The town of Woodstock  was only a short walk from the farm and so, rather than wait for the bus, quite a few of the party walked down into the town, past beautiful gift shops, to discover another covered bridge and then to sit in the autumn sun in the park and really experience FALL.. all around us the autumn leaves were literally drifting slowly to the ground. In a few days this magical display of colour will be gone for another year.  We even saw acorns up close, falling to the ground and Shirley showed us a photo she had taken of a chipmunk eating an acorn.... Chip and Dale eat your heart out. 

WE climbed higher into the mountains after Woodstock before descending just a little to Ludlow.

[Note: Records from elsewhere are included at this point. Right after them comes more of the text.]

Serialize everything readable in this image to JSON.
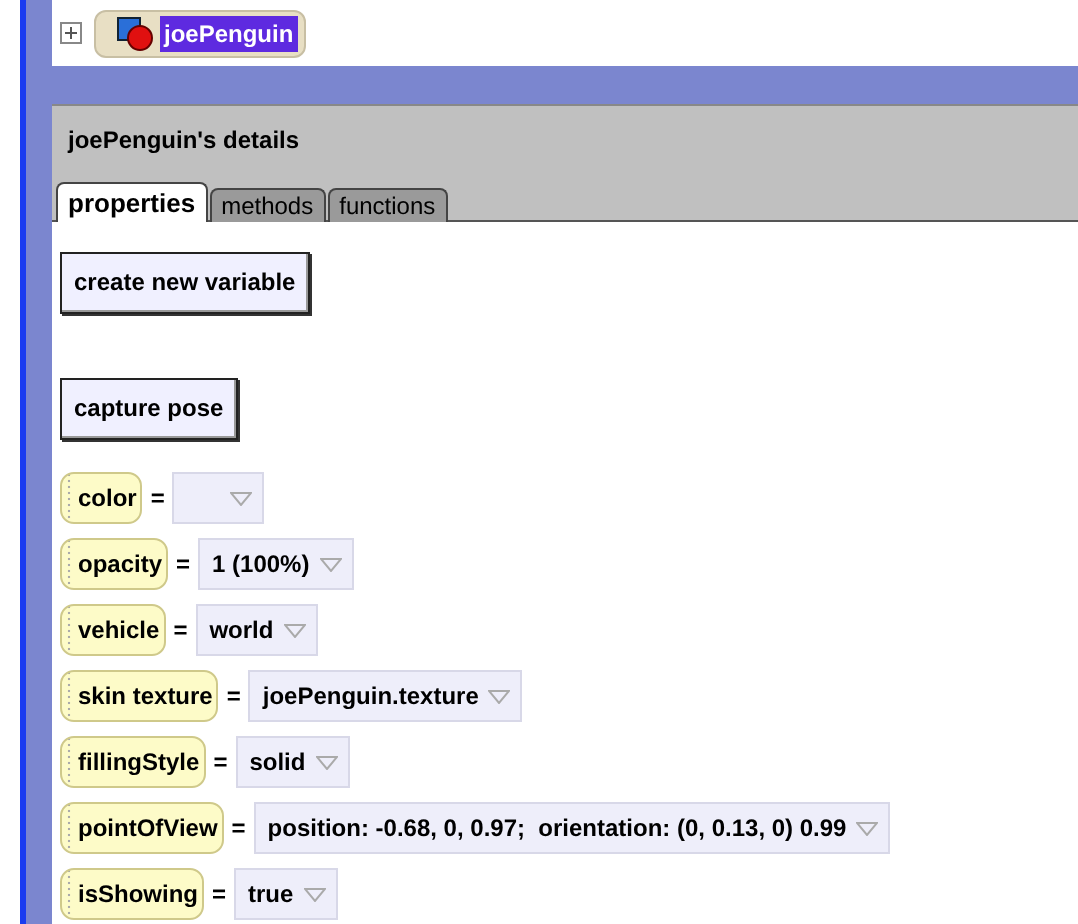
{
  "tree": {
    "expanded": false,
    "label": "joePenguin",
    "selected": true
  },
  "details": {
    "title": "joePenguin's details",
    "tabs": [
      {
        "label": "properties",
        "selected": true
      },
      {
        "label": "methods",
        "selected": false
      },
      {
        "label": "functions",
        "selected": false
      }
    ],
    "buttons": [
      "create new variable",
      "capture pose"
    ],
    "properties": [
      {
        "name": "color",
        "equals": "="
      },
      {
        "name": "opacity",
        "equals": "=",
        "value": "1 (100%)"
      },
      {
        "name": "vehicle",
        "equals": "=",
        "value": "world"
      },
      {
        "name": "skin texture",
        "equals": "=",
        "value": "joePenguin.texture"
      },
      {
        "name": "fillingStyle",
        "equals": "=",
        "value": "solid"
      },
      {
        "name": "pointOfView",
        "equals": "=",
        "value": "position: -0.68, 0, 0.97;  orientation: (0, 0.13, 0) 0.99"
      },
      {
        "name": "isShowing",
        "equals": "=",
        "value": "true"
      }
    ]
  }
}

Just out of Ludlow is out accommodation for the night , the Jackson Gore Inn's Okemo Mountain Resort. Now when I say mountain resort, I MEAN mountain resort. There is a ski lift almost right outside our room and it is a massive hotel which obviously does exceptionally well in the ski season. A little like staying in Perisher on steroids.  Tonight we shared a buffet dinner with our travelling companions before heading back up here to finish off the blog. So hopefully tonight good readers, you are reading today's news as we have finally caught up.